The defendants appealed. In February 1975 this Court reversed the trial court’s decision. Bradas v. Rapides Parish Police Jury, 5 Cir. 1975, 508 F.2d 1109. The Court concluded that the plaintiffs had failed to carry their burden of proof under the standards governing dilution of minority voting strength. 1 The district court’s order was *183 vacated, and that court was required to reinstitute the LeBlanc plan in time for the next election. The Court, however, declined to disturb the tenure of the recently-elected school board and police jury of nine members each.

On remand the district court approved a settlement entered into by the sitting nine member bodies, under which they would continue as nine member groups indefinitely. The Court of Appeals granted a writ of mandamus and ordered the judge to withdraw his approval of this settlement. The LeBlanc plan was reinstituted in September 1975. In December elections for the 18 member police jury were held.

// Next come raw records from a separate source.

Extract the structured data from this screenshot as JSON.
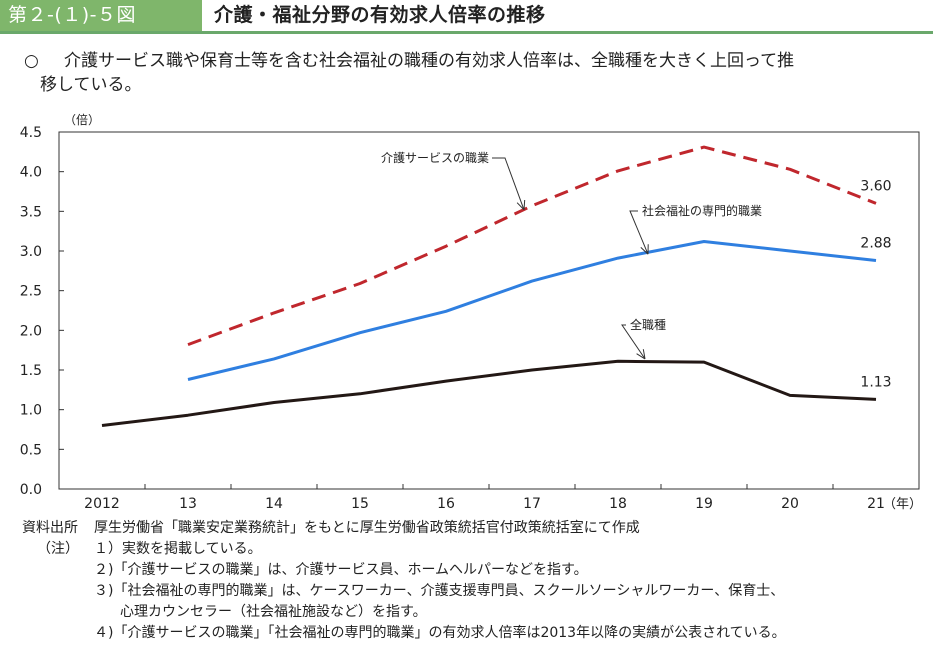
{
  "header": {
    "figure_label": "第２-(１)-５図",
    "title": "介護・福祉分野の有効求人倍率の推移"
  },
  "lead": {
    "mark": "○",
    "line1": "介護サービス職や保育士等を含む社会福祉の職種の有効求人倍率は、全職種を大きく上回って推",
    "line2": "移している。"
  },
  "chart_data": {
    "type": "line",
    "ylabel": "（倍）",
    "xunit": "（年）",
    "ylim": [
      0,
      4.5
    ],
    "yticks": [
      "0.0",
      "0.5",
      "1.0",
      "1.5",
      "2.0",
      "2.5",
      "3.0",
      "3.5",
      "4.0",
      "4.5"
    ],
    "x": [
      "2012",
      "13",
      "14",
      "15",
      "16",
      "17",
      "18",
      "19",
      "20",
      "21"
    ],
    "series": [
      {
        "name": "介護サービスの職業",
        "values": [
          null,
          1.82,
          2.22,
          2.59,
          3.06,
          3.57,
          4.01,
          4.31,
          4.03,
          3.6
        ],
        "color": "#c0272d",
        "dashed": true,
        "end_label": "3.60"
      },
      {
        "name": "社会福祉の専門的職業",
        "values": [
          null,
          1.38,
          1.64,
          1.97,
          2.24,
          2.62,
          2.91,
          3.12,
          3.0,
          2.88
        ],
        "color": "#2f7fe0",
        "dashed": false,
        "end_label": "2.88"
      },
      {
        "name": "全職種",
        "values": [
          0.8,
          0.93,
          1.09,
          1.2,
          1.36,
          1.5,
          1.61,
          1.6,
          1.18,
          1.13
        ],
        "color": "#231815",
        "dashed": false,
        "end_label": "1.13"
      }
    ]
  },
  "notes": {
    "source_label": "資料出所",
    "source_text": "厚生労働省「職業安定業務統計」をもとに厚生労働省政策統括官付政策統括室にて作成",
    "note_label": "（注）",
    "items": [
      "１）実数を掲載している。",
      "２)「介護サービスの職業」は、介護サービス員、ホームヘルパーなどを指す。",
      "３)「社会福祉の専門的職業」は、ケースワーカー、介護支援専門員、スクールソーシャルワーカー、保育士、",
      "心理カウンセラー（社会福祉施設など）を指す。",
      "４)「介護サービスの職業」「社会福祉の専門的職業」の有効求人倍率は2013年以降の実績が公表されている。"
    ]
  }
}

The two black incumbents from the nine member jury lost, and no other black candidates won.

On April 2, 1976, the present suit was filed. 2 Three black residents of the parish filed it as a class action on behalf of all the black residents. They sued the police jury, the school board, and all the individual members of each. They charged that the LeBlanc plan violated the Fourteenth and Fifteenth Amendments by impermissibly diluting their voting strength, and by deviating from the one-man one-vote principle. Elections to replace the sitting nine member school board with the LeBlanc eighteen member school board were scheduled for August 14. The plaintiffs and the school board sought a preliminary injunction. The district judge stated that, in light of East Carroll Parish School Board v. Marshall, 1976, 424 U.S. 636, 96 S.Ct. 1083, 47 L.Ed.2d 296 aff’g on other grounds, Zimmer v. McKeithen, 5 Cir. 1973 (en banc), 485 F.2d 1297, the plaintiffs would probably succeed on the merits. Nevertheless, he felt bound by the writ of mandamus from this Court and would not grant the requested injunction. An appeal followed, and the district judge was freed from the effects of the writ of mandamus. The judge then enjoined the election.

The district court issued its opinion on September 30, 1976. Parnell v.